Она расхохоталась и оттолкнула его ладонью, будто большого ласкового кота.

– Нет, брысь-брысь! Немедленно вставай и одевайся! Довольно ты дурачил сегодня этого доброго человека!

– Ну и что? Не зря же говорят, что дураки – самые счастливые люди на свете, – хмыкнул Оливье. – А что до его доброты, так за пятьдесят тысяч франков годового дохода я бы уехал от жены не на два-три часа, а… а… – Он был так возмущен, что не заметил, как напряглась Ангелина. – И, если на то пошло, не я один дурачил его, а мы. Мы вместе. Ведь если какая-нибудь хворь у тебя и была, то отнюдь не delirium tremens, – он даже икнул от смеха, – а самая вульгарная febris erotica [99]!

Ангелина опустила ресницы и выждала несколько мгновений, прежде чем смогла справиться с голосом и совершенно спокойно предложить Оливье все-таки подняться с постели.

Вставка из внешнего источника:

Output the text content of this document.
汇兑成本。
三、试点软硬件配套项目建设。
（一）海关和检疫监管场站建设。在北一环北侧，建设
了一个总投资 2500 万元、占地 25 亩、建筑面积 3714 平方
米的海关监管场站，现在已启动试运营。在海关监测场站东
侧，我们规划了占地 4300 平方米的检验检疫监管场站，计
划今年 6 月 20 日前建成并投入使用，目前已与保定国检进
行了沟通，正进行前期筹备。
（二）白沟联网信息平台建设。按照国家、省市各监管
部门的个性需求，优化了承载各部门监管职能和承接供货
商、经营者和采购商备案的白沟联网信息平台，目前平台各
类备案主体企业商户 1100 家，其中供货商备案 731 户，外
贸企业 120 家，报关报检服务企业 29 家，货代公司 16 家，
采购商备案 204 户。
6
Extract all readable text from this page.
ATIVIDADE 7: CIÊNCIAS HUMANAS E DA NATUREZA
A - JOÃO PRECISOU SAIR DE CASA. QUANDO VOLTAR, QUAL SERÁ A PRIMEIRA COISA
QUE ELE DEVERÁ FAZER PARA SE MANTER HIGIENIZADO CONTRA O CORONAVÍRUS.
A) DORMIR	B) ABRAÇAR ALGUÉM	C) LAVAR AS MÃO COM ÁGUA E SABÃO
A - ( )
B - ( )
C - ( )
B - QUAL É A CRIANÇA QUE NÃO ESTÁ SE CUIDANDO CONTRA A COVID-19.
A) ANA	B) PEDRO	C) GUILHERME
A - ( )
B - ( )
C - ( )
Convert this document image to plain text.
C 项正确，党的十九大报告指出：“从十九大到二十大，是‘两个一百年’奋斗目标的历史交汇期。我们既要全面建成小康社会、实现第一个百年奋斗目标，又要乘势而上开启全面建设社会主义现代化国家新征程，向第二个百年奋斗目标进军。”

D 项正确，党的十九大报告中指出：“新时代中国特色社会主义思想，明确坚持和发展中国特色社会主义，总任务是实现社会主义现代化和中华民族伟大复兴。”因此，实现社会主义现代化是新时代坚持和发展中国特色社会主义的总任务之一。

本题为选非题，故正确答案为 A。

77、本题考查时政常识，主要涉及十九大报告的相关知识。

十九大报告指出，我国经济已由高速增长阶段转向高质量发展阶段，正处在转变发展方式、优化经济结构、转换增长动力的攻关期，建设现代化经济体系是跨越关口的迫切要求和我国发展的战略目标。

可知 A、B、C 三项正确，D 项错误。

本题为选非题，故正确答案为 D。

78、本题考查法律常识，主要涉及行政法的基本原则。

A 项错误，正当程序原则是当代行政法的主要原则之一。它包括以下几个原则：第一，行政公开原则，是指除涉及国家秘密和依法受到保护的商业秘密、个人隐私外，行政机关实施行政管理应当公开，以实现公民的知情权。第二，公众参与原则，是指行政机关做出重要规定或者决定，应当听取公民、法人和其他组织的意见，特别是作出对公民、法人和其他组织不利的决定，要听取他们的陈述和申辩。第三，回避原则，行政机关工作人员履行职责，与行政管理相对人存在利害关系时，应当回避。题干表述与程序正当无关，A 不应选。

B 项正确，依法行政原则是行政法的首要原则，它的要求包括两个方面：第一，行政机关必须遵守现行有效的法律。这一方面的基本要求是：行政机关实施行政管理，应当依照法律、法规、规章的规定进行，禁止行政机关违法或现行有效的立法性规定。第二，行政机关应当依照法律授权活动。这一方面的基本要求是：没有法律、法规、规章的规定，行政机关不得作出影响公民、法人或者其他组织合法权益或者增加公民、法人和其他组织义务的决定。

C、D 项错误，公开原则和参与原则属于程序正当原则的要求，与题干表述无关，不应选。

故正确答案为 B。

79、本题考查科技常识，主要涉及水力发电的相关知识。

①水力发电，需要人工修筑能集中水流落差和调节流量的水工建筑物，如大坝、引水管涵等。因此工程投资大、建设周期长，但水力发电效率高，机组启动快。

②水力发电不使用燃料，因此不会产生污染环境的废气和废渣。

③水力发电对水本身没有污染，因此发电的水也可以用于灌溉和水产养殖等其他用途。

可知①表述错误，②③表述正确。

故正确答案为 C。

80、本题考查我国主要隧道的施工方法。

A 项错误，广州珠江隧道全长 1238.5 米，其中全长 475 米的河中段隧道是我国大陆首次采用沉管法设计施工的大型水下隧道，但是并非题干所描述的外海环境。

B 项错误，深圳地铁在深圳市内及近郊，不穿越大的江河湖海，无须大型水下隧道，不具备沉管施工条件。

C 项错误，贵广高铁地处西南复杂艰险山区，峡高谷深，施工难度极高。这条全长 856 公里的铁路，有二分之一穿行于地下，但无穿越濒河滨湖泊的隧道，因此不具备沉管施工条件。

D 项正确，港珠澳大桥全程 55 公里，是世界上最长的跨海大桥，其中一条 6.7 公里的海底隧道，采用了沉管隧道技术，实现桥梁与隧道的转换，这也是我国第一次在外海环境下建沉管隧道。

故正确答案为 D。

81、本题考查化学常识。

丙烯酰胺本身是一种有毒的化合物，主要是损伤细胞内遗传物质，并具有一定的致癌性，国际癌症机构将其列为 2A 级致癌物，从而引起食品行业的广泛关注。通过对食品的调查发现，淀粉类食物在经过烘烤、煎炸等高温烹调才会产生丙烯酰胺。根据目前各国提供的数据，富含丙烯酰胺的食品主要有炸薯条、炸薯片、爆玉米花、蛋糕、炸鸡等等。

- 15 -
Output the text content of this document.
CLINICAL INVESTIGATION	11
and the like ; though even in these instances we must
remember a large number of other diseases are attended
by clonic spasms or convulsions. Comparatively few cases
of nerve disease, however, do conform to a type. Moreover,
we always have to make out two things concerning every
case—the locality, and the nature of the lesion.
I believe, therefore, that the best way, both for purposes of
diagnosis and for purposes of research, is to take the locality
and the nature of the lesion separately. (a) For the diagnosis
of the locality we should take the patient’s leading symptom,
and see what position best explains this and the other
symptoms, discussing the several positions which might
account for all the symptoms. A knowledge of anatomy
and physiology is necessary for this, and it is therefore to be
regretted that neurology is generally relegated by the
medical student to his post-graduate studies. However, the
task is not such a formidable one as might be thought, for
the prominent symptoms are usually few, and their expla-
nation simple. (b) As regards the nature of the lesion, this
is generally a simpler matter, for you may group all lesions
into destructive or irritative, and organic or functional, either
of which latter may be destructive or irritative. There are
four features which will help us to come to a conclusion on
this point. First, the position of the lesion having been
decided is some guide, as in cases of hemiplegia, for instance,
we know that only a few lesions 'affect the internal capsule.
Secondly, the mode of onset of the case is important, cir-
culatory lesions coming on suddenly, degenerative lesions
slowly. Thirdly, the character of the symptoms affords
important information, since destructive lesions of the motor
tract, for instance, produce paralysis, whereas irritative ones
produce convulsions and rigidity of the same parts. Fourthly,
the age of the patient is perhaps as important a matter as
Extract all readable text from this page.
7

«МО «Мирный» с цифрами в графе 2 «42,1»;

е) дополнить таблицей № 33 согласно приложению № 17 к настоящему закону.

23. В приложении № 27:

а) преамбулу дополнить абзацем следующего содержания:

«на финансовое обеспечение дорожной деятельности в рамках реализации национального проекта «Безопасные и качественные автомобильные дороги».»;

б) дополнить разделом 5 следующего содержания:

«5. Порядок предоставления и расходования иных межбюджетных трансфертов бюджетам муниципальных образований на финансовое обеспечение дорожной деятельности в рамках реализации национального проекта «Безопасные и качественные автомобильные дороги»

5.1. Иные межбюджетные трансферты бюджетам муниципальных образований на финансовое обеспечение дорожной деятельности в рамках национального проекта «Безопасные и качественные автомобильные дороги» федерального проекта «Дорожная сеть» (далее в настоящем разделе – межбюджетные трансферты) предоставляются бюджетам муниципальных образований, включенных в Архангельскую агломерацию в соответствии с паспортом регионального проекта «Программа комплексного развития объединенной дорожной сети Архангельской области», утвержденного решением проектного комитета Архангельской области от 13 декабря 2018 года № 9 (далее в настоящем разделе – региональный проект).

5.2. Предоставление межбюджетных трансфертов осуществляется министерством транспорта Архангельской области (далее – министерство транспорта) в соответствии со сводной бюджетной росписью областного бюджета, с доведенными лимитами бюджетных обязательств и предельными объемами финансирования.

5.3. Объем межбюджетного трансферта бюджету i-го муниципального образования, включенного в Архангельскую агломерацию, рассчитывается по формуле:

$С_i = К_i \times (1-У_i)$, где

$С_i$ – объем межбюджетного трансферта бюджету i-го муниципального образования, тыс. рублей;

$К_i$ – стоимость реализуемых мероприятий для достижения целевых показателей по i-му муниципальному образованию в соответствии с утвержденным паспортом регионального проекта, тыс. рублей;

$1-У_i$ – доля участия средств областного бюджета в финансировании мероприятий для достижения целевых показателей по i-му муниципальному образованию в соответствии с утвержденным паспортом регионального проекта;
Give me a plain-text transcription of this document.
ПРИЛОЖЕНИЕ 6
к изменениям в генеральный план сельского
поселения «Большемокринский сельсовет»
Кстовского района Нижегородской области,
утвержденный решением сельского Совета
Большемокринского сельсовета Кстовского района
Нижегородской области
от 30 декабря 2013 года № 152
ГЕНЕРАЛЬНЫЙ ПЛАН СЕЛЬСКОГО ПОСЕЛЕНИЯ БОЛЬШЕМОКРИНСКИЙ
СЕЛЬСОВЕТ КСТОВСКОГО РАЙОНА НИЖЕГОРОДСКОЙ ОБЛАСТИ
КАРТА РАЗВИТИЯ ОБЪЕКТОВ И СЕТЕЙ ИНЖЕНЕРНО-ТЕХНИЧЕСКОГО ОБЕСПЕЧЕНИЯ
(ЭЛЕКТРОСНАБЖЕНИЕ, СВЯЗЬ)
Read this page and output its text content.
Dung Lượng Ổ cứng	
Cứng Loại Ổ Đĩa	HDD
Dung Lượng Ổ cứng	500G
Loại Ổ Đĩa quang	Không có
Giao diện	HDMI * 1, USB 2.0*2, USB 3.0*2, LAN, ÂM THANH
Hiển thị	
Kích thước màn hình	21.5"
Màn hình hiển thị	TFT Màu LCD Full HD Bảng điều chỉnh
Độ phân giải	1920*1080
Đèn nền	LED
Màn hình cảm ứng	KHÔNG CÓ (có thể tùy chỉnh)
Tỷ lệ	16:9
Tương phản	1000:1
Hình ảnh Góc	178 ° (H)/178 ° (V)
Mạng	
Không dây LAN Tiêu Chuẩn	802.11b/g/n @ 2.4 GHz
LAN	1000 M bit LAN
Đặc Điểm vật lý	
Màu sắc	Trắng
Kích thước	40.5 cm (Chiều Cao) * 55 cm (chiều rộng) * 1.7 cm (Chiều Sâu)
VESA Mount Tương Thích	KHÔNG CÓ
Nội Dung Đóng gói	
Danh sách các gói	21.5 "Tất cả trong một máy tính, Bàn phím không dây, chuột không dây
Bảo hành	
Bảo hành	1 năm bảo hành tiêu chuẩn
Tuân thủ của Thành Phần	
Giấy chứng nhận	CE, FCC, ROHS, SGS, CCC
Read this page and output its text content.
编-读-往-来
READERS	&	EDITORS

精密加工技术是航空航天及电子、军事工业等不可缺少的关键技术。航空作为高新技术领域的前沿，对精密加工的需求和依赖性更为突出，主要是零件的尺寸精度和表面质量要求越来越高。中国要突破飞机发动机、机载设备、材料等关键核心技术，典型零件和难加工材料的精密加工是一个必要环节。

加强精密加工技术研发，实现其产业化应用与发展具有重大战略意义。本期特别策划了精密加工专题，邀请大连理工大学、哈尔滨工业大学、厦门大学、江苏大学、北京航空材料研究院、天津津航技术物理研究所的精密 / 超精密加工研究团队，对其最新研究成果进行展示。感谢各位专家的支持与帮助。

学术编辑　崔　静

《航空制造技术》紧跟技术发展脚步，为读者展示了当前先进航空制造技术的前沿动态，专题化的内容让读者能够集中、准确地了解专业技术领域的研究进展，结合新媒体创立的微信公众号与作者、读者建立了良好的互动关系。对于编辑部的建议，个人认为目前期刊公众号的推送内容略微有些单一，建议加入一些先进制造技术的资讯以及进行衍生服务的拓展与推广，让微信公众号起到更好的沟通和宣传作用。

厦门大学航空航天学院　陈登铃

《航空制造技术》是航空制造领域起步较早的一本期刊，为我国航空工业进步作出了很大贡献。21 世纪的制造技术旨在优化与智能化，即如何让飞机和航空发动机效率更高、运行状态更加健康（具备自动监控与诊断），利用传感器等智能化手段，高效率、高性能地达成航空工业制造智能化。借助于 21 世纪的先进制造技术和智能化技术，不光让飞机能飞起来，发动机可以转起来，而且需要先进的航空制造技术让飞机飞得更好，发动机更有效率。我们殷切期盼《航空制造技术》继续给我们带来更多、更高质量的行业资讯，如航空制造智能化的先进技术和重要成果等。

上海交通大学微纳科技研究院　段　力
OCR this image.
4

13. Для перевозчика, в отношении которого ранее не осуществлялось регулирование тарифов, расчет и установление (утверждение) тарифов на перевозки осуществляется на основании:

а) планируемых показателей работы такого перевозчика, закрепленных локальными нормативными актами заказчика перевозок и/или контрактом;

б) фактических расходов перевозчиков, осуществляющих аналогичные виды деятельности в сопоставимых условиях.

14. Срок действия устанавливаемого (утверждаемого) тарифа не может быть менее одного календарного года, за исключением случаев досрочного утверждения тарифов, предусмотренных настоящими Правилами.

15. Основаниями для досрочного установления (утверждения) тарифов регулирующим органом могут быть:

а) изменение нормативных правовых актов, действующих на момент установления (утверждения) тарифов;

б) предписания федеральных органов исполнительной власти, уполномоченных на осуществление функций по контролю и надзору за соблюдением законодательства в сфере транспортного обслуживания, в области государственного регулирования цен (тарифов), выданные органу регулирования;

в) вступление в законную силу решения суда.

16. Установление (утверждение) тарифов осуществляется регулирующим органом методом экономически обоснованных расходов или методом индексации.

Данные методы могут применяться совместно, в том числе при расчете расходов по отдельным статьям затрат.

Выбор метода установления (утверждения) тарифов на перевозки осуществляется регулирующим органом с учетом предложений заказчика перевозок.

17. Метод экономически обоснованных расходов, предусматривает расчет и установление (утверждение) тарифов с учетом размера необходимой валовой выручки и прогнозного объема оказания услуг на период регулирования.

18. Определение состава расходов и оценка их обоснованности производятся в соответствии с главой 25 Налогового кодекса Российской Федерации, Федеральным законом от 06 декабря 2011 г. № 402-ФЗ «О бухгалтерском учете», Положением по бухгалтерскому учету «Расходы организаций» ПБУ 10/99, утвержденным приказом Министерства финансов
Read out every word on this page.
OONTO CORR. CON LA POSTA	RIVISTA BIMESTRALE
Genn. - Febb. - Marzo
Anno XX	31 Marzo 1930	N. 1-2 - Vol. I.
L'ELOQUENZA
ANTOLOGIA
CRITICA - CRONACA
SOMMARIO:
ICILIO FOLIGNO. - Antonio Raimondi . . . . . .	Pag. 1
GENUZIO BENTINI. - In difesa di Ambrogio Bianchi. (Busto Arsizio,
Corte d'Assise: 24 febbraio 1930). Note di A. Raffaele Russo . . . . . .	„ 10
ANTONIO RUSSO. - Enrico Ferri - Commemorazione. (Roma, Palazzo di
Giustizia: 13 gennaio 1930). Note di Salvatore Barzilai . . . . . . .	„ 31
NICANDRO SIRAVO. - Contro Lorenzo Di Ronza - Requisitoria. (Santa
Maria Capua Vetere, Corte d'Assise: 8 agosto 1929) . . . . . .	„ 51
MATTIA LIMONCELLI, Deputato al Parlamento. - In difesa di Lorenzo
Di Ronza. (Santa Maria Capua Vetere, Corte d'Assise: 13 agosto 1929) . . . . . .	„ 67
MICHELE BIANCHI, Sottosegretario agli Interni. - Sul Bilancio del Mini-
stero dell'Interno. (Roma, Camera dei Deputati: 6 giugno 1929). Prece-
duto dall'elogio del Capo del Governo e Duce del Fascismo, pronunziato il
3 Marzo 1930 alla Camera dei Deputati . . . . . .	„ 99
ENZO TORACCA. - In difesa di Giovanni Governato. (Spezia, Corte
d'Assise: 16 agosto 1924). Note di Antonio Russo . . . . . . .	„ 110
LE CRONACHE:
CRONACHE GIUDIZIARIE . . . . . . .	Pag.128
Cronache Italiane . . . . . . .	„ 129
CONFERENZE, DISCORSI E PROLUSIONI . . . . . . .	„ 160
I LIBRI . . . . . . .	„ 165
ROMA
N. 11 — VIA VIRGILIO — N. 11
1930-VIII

Наконец, небрежно чмокнув ее на прощание, он направился к двери, так и не заметив, что подушка по обе стороны от ее головы, там, куда сбегали тоненькие горючие ручейки, мокра от слез.

Все оказывалось не таким, все обманывало ее! Она смертельно боялась, что человек, взявший ее в жены, начнет осуществлять свои супружеские права; боялась не того, что он возьмет ее силой, – боялась его старческого бессилия, которое ей придется преодолевать! Однако в первую брачную ночь де Мон только поцеловал ей руку и отправился спать в другую комнату. То же происходило и в последующие ночи. Разумеется, Ангелина не мечтала о ласках нотариуса де Мона. Она несколько побаивалась этого загадочного человека, так неожиданно взявшего ее под свое крыло… правда, цена его «первой любви» оказалась пятьдесят тысяч годового дохода, зато Ангелина теперь могла не бояться за будущее своего ребенка. Не зря сказано: «Довлеет дневи злоба его» – всегда Ангелина живо чувствовала справедливость этих слов. Что богу угодно, то и случится, говорила она себе, стараясь просто жить, жить, как живется, – но не могла преодолеть страха за себя… Она чаще с ужасом вглядывалась в свою душу, с ужасом ощущала свое тело, ибо, произнеся священные слова обета супружеской верности, ощущала в себе непреодолимое желание изменять своему мужу. Ее сущность сделалась ей понятна – и отвратительна. Потребность в мужских ласках, вполне нормальная для женщины ее лет, казалась ей чем-то противоестественным. Ее влечение к Оливье сделалось после недельного воздержания неодолимым, оттого она и решилась на отвратительный обман своего мужа. Ну а Оливье был только счастлив удовлетворить не просто пыл, но и жажду мести человеку, который так мастерски обвел его вокруг пальца. Эта его мстительность и отталкивала, и притягивала Ангелину.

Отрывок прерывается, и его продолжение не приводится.